[Xapian-discuss] Dealing with image PDF's

Thu Jul 31 15:27:30 BST 2008

Yeah I was using gocr as a test I guess, once ocropus and tesseract 
merge I'd like to give that ago as it performs much better.

I wanted to use the OCR as a last ditch effort better to index something 
from an image PDF or TIFF then not index it at all.

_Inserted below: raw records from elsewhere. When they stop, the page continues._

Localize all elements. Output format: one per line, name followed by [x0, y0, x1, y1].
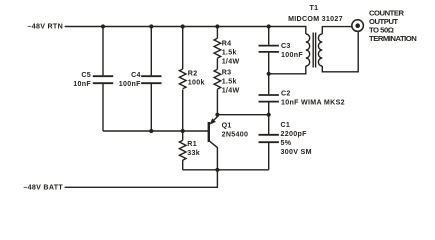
- svg-text:C5: C5: [81, 71, 91, 79]
- svg-text:2200pF: 2200pF: [281, 130, 308, 138]
- svg-text:R1: R1: [187, 140, 197, 148]
- svg-text:100k: 100k: [188, 78, 205, 86]
- svg-text:2N5400: 2N5400: [222, 131, 249, 139]
- svg-text:C4: C4: [131, 71, 141, 79]
- svg-text:1/4W: 1/4W: [222, 87, 240, 95]
- svg-text:T1: T1: [310, 4, 319, 12]
- svg-text:1/4W: 1/4W: [222, 57, 240, 65]
- svg-text:–48V BATT: –48V BATT: [23, 184, 63, 192]
- svg-text:300V SM: 300V SM: [281, 148, 312, 156]
- svg-text:33k: 33k: [187, 149, 200, 157]
- svg-text:R3: R3: [222, 69, 232, 77]
- svg-text:100nF: 100nF: [119, 80, 141, 88]
- svg-text:1.5k: 1.5k: [222, 48, 237, 56]
- svg-text:MIDCOM 31027: MIDCOM 31027: [288, 15, 343, 23]
- svg-text:C2: C2: [281, 89, 291, 97]
- svg-text:5%: 5%: [281, 139, 292, 147]
- svg-text:10nF WIMA MKS2: 10nF WIMA MKS2: [281, 98, 345, 106]
- svg-text:R2: R2: [188, 69, 198, 77]
- svg-text:C1: C1: [281, 121, 291, 129]
- svg-text:C3: C3: [281, 42, 291, 50]
- svg-text:1.5k: 1.5k: [222, 78, 237, 86]
- svg-text:TERMINATION: TERMINATION: [369, 34, 417, 43]
- svg-text:R4: R4: [222, 39, 232, 47]
- svg-text:–48V RTN: –48V RTN: [27, 22, 63, 30]
- svg-text:Q1: Q1: [222, 122, 232, 130]
- svg-text:10nF: 10nF: [73, 80, 91, 88]
- svg-text:100nF: 100nF: [281, 51, 303, 59]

I'll have a play around with it, thank you for your help and suggestions

Olly Betts wrote:
> On Thu, Jul 31, 2008 at 04:09:39AM +0930, Frank Bruzzaniti wrote:
>   
>> I was just playing around and added a bit of code to omindex.cc so I 
>> could ocr tiff and tif with gocr which seems to work. Here's what it 
>> looks like:
>>
>>  // Tiff:
>>     } else if (startswith(mimetype, "image/tif"))
>>     
>
> Just test (mimetype == "image/tiff") instead -- image/tif is just incorrect.
>
>   
>>     {
>>     // Inspired by http://mjr.towers.org.uk/comp/sxw2text
>>     
>
> This comment is not relevant here.
>
>   
>>     string safefile = shell_protect(file);
>>     string cmd = "tifftopnm " + safefile + " | gocr -f UTF8 -";
>>     try {
>>         dump = stdout_to_string(cmd);
>>     } catch (ReadError) {
>>         cout << "\"" << cmd << "\" failed - skipping\n";
>>         return;
>>     }
>>     // Tiff:End
>>     
>
> Interesting idea!  I tried it on the TIFF files I have here.  The
> problems I noticed:
>
> * On the TIFF icons I have from various packages, I get random junk from
>   the OCR software, which we don't really want to be indexing.  I couldn't
>   see an obvious option to tell gocr to "give up if there's nothing
>   which looks like text".  Logos and graphics on pages of text also lead
>   to random junk so perhaps a filtering step to drop it would be better
>   anyway.
>
> * On the multi-page scanned document I have, I only get the text from
>   the first page.  I guess that's tifftopnm, but it doesn't seem to have
>   an option to do "all pages".  Perhaps something else to do this
>   conversion would be better?
>
> * It OCRed a barcode in my document, which is cute, but we don't really
>   want to index the XML-like tag as plain text:
>
>   <barcode type="39" chars="12" code="*N04456664M*" crc="E" error="0.049" />
>  
>   
>> I don't really understand all the code in omindex.cc but was wondering 
>> if I could OCR when no text was returned while trying to process PDF's 
>> as a way of dealing with image only PDF's.
>>
>> Here's the bit in omindex.cc that deals with pdf's:
>>
>> } else if (mimetype == "application/pdf") {
>>     string safefile = shell_protect(file);
>>     string cmd = "pdftotext -enc UTF-8 " + safefile + " -";
>>     try {
>>         dump = stdout_to_string(cmd);
>>     } catch (ReadError) {
>>         cout << "\"" << cmd << "\" failed - skipping\n";
>>         return;
>>     }
>>     
>
> And then:
>
>     if (dump.empty()) {
> 	// Do the OCR thing...
>     }
>
> Or if you get can get an "empty" dump which actually just has whitespace
> in then:
>
>     if (dump.find_first_not_of(" \n\t") == string::npos) {
> 	// Do the OCR thing...
>     }
>
>   
>> I wanted to change it so if nothing (or no strings) was returned from 
>> "pdftotext -enc UTF-8 " + safefile + " -";   then run "pdftoppm " + 
>> safefile + " | gocr -f UTF8 -";
>>     
>
> pdftoppm seems to produce one ppm file per page, rather than output on
> stdout, so you'll need to extract to a temporary directory and then
> read files from it.  See the PostScript handling code for how to work
> with a temporary directory.
>
>   
>> P.S. I was able to write similar snippets of code to process docx and 
>> xlsx, so far so good, if they test ok should I post them somewhere or 
>> email them to someone?
>>     
>
> Creating a new trac ticket and attaching the patch is probably best.
>
> If you've not already done so, take a look at:
>
> http://trac.xapian.org/wiki/FAQ/OmegaNewFileFormat
>
> As that says, it's very helpful if you can update the documentation to
> cover the new format(s) and supply some sample files which we can
> redistribute for testing (my hope is to create an automated test suite
> for omindex).
>
> Cheers,
>     Olly
>